Brodi was the picture of nervousness, and lost his first two matches in quick fashion. I’m sure I shared the same sentiment as the rest of the crowd in thinking that his first U.S. Sumo Open would be a painful memory, but a good learning experience for him to draw upon in subsequent years. After his second loss, we rose for the classic “we know you gave it your best effort” round of consoling applause.
But wait! It turned out that we’d been guilty of Premature Consolation! In his third match, Brodi notched his first-ever international win – and in impressive style – much to the delight of virtually everyone in attendance. Even his defeated opponent looked pleased for him.
And that was just the beginning, for Brodi won each of his remaining preliminary round matches and survived the cut to make it into the heavyweight quarterfinals.
While the pace and presentation of the event was crisp throughout these preliminary rounds, things came to a grinding halt soon thereafter. An exhibition of Taiko drumming was pretty much on par with some of the more creative halftime shows I’ve seen, but the break in action didn’t end there.
Somewhat inexplicably, a lengthy raffle was then conducted, during which prizes donated by the event sponsors were given out. I had to double-check to see that I hadn’t come back from a bathroom break and mistakenly wandered into an adjacent room, where an awards dinner for a charity golf outing was in full swing.
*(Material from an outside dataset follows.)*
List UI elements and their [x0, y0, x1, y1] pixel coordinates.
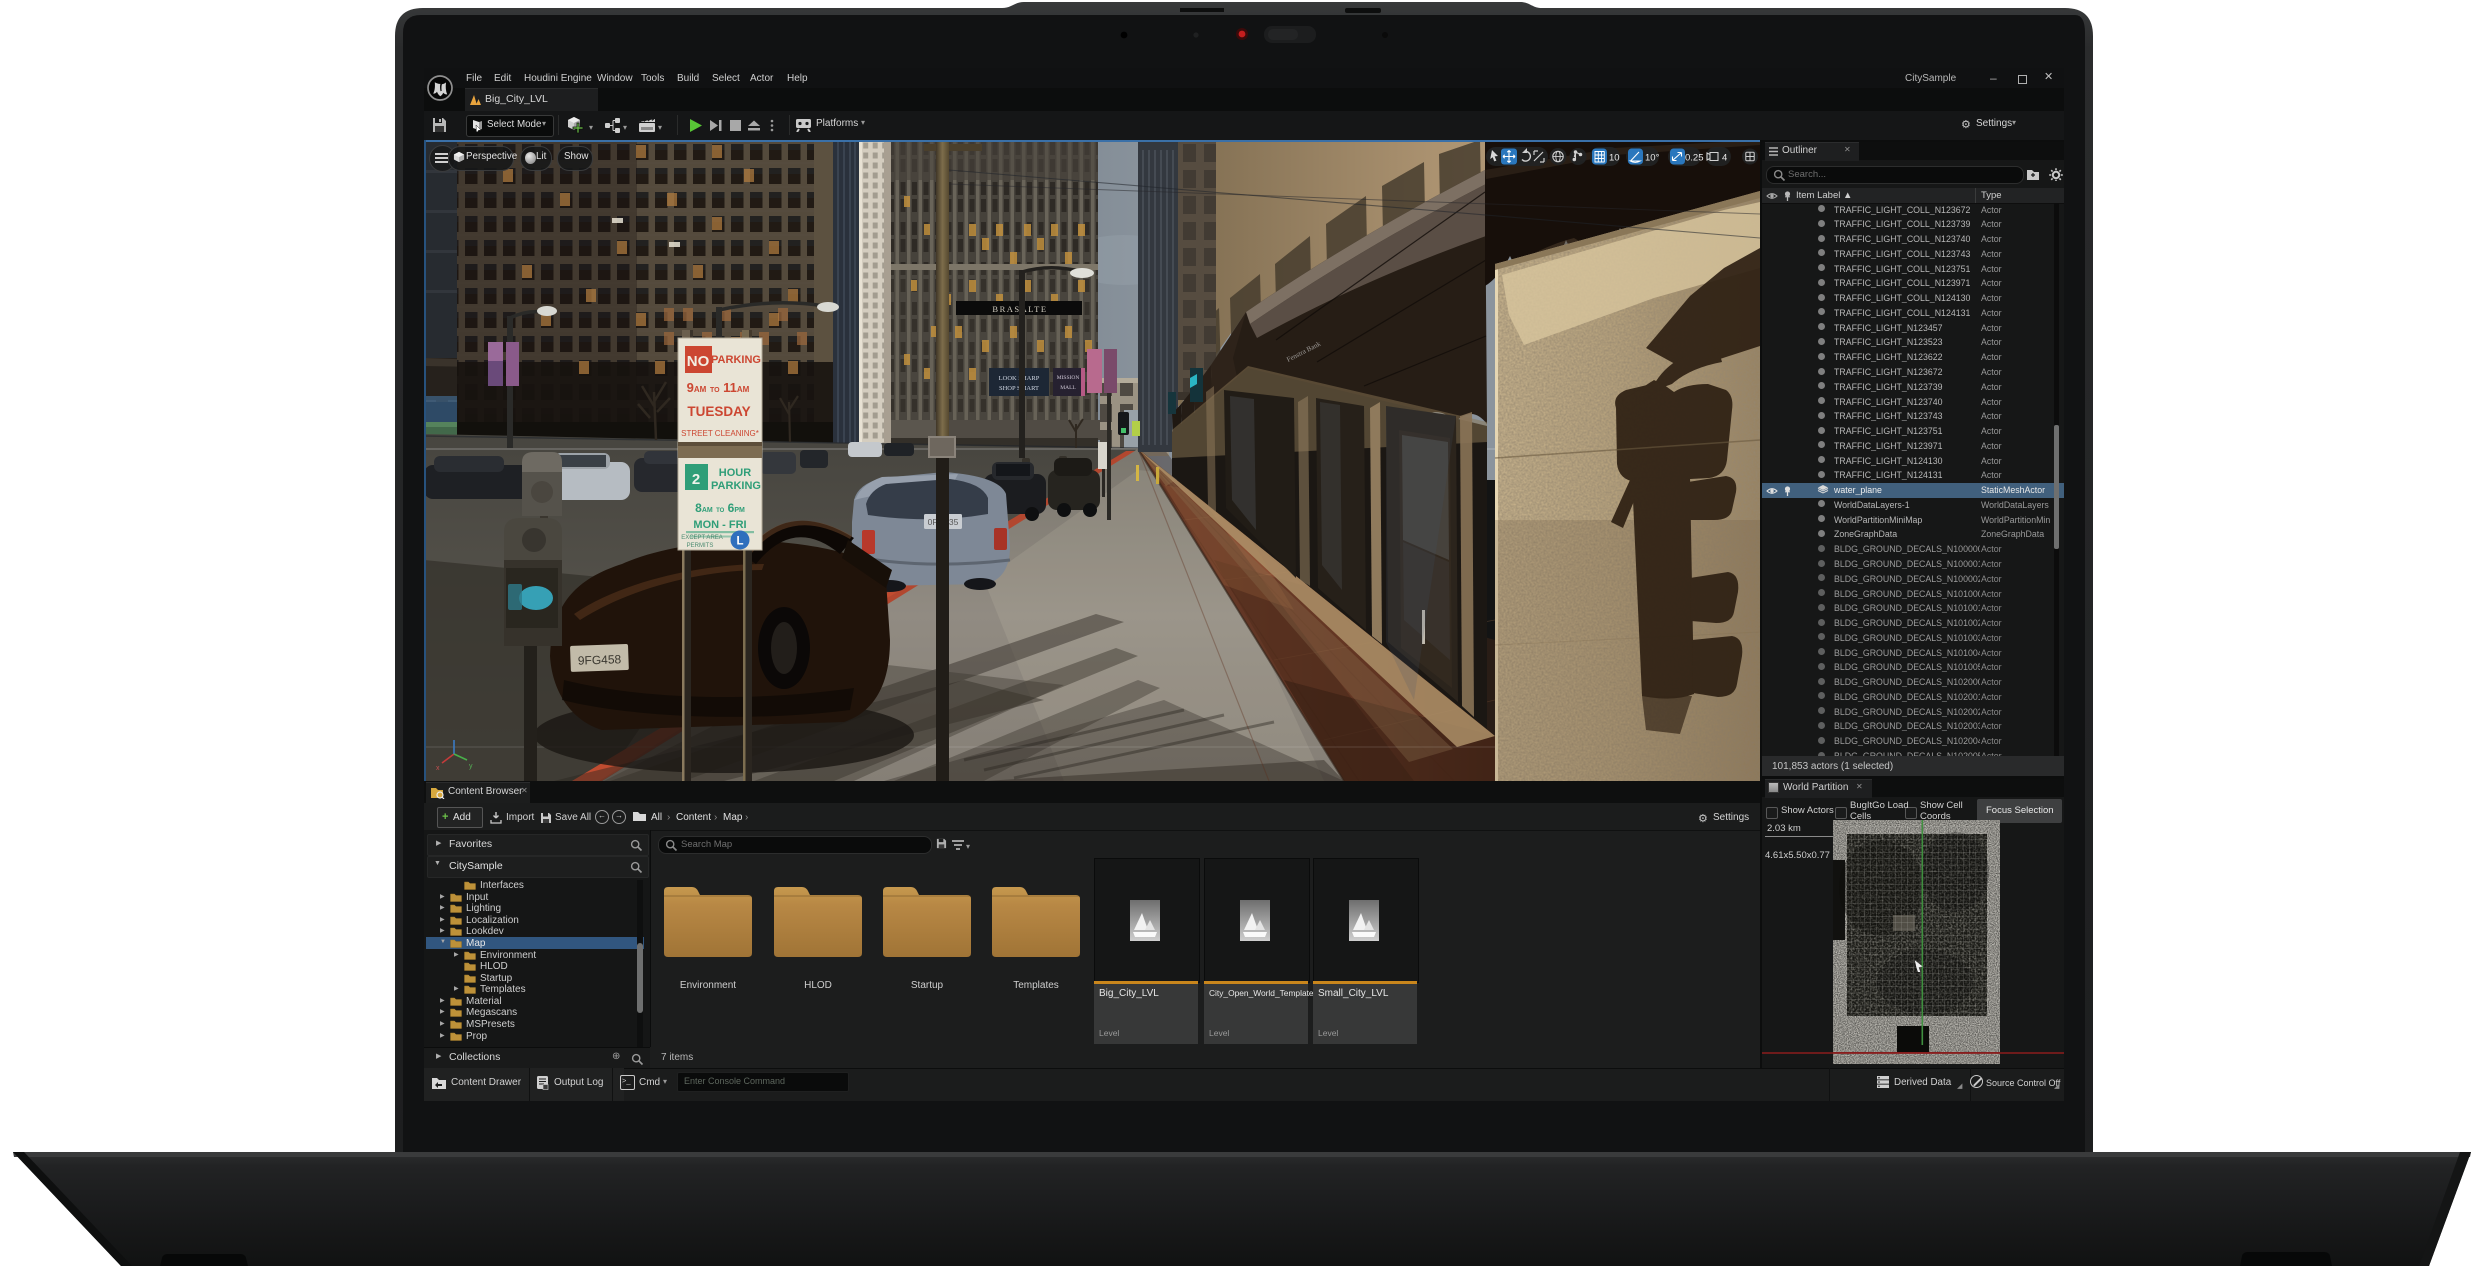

And of course, in the middle of the festivities came the sumo equivalent of the t-shirt cannon. Into a clamoring crowd were tossed a couple of dozen stress-ball type squeeze toys – in the shape of a sumo wrestler, naturally. Deceased Japanese emperors spun in their graves as the cheesy-meter pinned into the red. Although I do have to admit that I was poised to snag one of those if it came in my direction. A t-shirt is a t-shirt, but a sumo wrestler squeeze toy? Priceless.
The entire feel of the event changed as a result of that break, and it never fully recovered. And it didn’t help that the first action coming out of the break was the women’s competition.
I’m never very comfortable watching women in a pugilistic environment, but this one had the added discomfort of featuring just four competitors – two in the lightweight division, one in the middleweight and one in the heavyweight. Consequently, they went right to Open Division competition. The net result was like attending an elaborately planned party that was teetering close to the “flop” zone. Feeling vaguely embarrassed for all concerned, I sat there hoping that it would be over soon.
Thankfully it was, and we were on to the medal rounds of competition for the men’s light, middle and heavyweight divisions.
The middleweight gold medal match featured defending champion Edenebileg Alagdaa against eight-time U.S. Sumo Champion Rene Marte, who at 42 years of age was taking part in his final competition. Noticeably slowed by age and injury, Marte had somehow managed to make his way through the field until only Alagdaa stood between him and the luxury of retiring as a champion. It was not to be however.
In the heavyweight division, Brodi Henderson’s Cinderella run came to an end in the quarterfinals against Siosifa “Big Joe” I’sama’u. After overpowering his younger foe, Big Joe helped him up and embraced him warmly, no doubt welcoming him into the fraternity.
It was Big Joe’s turn to be humbled in the semi-finals though, as our NFL lineman-in-waiting Byamba literally picked all 330 of his opponent’s pounds into the air and threw them to the ground in a jaw-dropping display of strength.
This set up a classic youth vs. experience match-up for the heavyweight gold: The 25-year old Byamba versus internationally decorated 40 year-old former champ Kelly Gneiting – who hails from Idaho, of all un-sumo-like places. Befitting its marquee status, this match was one of the longest of the day – but when push eventually came to shove (sorry, bad sumo pun) youth was served. Byamba claimed the gold, joining middleweight countryman Alagdaa as champion.
As Dick Vitale might say if he could speak Mongolian, the two made quite the pair of Diaper Dandies.